关杨实在是够不到背后,就把蘸好了药油的棉签给她让她帮忙。
沈丽丽掀开她后背的睡衣小心地帮她抹药,嘴里换个话题继续跟她闲聊。
“对了,关杨姐,我听我哥说你们俩原来是校友,都是洛大金融系的?”
“嗯,只不过他比我早一届,他是学长。”关杨回答。
“那你肯定也认识秦意哥喽,我哥跟秦意哥的关系好的不得了,从小一起长大的。”
关杨嗓子一紧,低低“嗯”了一声。
沈丽丽点点头,怪不得,原来是认识的。
睡前关杨倒了杯水,看了看床头安眠药的药瓶,拿起来又放了回去。自知道自己有病开始,她就一直有些抗拒吃药。有一阵整夜整夜失眠,人都瘦脱了相被杰森狠狠训了一顿。
她比谁都明白吃了药对自己的病情有帮助,适量的安眠药又能帮自己入睡,可她就是不愿,潜意识里总觉得只要不吃这些药,自己就还是一个正常人,能过正常人的生活,能让记忆中的那些阴暗全都毫不在意地暴晒在阳光下。
还是不吃了,实在睡不着的话再吃吧。
关杨关了顶灯,把床头灯打开,又用手机放一段轻松的音乐才躺倒在床上。
当连空气都安静下来只剩舒缓的音乐慢慢流淌的时候,关杨脑海中像回放一样不由自主地浮现出了今日发生的事,从早上到晚上,从商场到关家再到嘈杂的KTV包间,一帧帧、一幕幕像是清晰的镜头,最终定格在了秦意半隐在光影中的脸上。
胳膊上曾被他抓过的地方又开始隐隐发热,关杨翻了个身将那条胳膊侧压在身下。
他说“上车”,他说“不忙”。
他的声音像巫女神秘的咒语在脑海中盘旋纠缠,带着难以抑制的魔力。
关杨心头浮起一丝莫名的怒气,猛地坐起身抓过床头的药瓶,倒出安眠药吞了下去。
此时的关家别墅里,关涛临时有公务去了外地出差。他常年忙碌,一年里在家的日子屈指可数,像这样突然就走的情况时有,何胜兰母女也早已经习惯了。

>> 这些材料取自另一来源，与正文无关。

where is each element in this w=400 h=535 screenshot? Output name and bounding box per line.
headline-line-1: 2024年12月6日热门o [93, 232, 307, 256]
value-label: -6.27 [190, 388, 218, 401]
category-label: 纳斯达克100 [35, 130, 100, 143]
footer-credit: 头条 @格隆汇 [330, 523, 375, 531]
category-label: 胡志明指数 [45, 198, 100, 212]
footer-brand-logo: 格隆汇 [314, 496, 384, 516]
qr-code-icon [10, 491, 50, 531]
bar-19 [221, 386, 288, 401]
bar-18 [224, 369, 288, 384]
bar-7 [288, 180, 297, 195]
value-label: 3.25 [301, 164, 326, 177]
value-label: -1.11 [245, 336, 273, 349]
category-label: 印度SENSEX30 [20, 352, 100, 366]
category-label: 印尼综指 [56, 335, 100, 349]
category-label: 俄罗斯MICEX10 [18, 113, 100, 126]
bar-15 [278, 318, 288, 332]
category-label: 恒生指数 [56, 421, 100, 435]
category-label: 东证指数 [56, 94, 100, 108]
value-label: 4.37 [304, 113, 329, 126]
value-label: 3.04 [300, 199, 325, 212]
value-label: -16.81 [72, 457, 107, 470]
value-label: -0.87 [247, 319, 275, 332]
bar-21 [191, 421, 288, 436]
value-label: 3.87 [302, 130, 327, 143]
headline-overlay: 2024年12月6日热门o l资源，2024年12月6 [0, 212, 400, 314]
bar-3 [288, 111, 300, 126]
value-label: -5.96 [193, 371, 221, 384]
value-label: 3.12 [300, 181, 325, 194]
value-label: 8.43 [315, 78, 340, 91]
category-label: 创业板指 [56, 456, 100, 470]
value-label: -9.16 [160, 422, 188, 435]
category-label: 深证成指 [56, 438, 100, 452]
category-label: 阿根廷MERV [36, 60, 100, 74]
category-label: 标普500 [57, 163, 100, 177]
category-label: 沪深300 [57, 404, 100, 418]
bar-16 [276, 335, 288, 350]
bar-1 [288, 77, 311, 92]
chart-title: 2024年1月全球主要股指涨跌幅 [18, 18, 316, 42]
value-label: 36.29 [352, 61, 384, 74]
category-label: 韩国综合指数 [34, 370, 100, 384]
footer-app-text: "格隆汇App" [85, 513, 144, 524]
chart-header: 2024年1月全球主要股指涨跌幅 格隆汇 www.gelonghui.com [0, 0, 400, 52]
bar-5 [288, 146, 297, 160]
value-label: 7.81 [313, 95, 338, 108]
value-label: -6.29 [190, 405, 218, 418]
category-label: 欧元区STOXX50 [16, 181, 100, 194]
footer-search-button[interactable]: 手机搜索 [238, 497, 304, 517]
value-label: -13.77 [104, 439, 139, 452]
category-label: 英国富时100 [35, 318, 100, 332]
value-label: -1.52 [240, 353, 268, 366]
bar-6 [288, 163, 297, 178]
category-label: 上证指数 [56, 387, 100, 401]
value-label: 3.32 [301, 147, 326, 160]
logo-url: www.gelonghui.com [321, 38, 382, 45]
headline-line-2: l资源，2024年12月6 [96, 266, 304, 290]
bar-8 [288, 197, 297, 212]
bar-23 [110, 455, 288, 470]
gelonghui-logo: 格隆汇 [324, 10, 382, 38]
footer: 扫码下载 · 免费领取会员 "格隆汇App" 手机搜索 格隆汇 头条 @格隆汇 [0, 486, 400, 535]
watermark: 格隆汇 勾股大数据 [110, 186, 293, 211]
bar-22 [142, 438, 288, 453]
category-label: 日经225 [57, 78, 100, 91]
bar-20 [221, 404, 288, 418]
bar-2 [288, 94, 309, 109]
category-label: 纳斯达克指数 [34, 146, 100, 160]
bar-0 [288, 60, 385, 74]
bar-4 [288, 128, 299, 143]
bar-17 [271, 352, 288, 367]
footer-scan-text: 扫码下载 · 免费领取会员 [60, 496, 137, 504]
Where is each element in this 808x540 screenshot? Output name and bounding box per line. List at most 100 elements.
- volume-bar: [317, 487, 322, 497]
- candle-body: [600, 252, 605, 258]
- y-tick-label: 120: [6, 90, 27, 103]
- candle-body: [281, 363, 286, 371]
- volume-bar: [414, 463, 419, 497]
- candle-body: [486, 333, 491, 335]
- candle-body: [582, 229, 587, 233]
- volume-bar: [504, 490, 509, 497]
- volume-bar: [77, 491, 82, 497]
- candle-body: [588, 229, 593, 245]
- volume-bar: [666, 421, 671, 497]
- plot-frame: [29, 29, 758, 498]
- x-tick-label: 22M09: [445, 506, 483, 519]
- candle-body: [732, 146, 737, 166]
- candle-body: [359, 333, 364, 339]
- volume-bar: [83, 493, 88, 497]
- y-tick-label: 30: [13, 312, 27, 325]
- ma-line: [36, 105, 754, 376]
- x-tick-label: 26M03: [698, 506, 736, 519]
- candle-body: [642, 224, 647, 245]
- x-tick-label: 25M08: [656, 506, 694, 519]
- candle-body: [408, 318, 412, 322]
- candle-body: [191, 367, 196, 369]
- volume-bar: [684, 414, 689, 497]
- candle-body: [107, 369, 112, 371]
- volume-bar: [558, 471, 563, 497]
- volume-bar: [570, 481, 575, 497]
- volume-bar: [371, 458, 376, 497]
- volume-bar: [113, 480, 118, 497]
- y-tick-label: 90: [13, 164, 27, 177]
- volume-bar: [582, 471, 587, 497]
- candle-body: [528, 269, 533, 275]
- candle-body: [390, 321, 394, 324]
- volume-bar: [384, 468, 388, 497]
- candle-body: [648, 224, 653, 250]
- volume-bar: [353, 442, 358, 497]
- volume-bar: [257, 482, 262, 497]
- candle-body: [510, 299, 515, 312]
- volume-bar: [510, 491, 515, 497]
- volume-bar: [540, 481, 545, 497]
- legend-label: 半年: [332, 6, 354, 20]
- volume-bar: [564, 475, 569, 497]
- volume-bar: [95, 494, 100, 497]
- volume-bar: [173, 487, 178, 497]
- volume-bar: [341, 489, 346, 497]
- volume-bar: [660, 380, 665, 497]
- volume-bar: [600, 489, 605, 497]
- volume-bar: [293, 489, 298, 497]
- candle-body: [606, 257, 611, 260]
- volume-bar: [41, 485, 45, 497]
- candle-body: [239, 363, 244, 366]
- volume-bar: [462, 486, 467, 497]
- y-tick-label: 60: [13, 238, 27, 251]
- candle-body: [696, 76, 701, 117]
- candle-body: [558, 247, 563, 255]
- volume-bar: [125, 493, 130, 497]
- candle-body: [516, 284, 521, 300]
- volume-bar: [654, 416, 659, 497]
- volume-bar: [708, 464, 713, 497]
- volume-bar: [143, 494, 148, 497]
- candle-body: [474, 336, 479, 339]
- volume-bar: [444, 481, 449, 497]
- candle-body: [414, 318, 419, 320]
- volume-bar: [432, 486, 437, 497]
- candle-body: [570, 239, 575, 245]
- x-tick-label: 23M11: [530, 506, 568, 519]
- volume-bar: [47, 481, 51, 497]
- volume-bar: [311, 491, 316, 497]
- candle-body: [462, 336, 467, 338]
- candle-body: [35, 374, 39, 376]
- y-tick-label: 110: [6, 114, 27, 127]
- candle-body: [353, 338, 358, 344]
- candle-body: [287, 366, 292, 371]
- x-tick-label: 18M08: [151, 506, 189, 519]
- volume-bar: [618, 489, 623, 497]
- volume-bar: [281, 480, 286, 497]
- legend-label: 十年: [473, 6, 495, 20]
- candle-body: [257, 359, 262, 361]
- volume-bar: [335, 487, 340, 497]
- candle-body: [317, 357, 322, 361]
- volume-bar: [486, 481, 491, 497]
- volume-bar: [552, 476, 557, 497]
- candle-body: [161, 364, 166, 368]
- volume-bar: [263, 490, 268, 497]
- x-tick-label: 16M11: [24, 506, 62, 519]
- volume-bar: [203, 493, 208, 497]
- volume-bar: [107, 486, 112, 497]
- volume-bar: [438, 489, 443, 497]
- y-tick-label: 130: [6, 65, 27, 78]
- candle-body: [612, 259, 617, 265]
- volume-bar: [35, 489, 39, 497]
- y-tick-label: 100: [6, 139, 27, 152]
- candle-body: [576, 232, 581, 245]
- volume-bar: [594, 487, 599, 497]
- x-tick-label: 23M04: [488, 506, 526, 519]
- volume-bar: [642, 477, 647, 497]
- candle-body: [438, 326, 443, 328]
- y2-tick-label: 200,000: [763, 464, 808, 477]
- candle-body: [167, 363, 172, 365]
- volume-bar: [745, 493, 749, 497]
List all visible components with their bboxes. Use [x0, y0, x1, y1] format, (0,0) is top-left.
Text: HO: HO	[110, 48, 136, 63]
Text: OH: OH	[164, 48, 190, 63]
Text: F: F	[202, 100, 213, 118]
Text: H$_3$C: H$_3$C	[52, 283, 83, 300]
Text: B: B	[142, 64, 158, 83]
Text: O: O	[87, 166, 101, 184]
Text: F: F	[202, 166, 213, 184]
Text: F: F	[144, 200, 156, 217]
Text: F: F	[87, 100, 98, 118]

关佳蓉回去的时候客厅里的落地灯还亮着。何胜兰百无聊赖地看着午夜新闻。
看到她回来,何胜兰立刻站起身迎上去。
“怎么样?秦意看到关杨什么反应?”
关佳蓉换掉高跟鞋,一下子瘫在沙发上。
“没什么反应。两个人就跟压根不认识一样……”
何胜兰坐到她身边继续说:“这也是好事。”
关佳蓉揉了揉因为穿久了高跟鞋酸疼的脚掌,咬着牙说:“怎么好?秦意脸上一点生气的样子都没有,都不知道他们两个搞什么鬼。”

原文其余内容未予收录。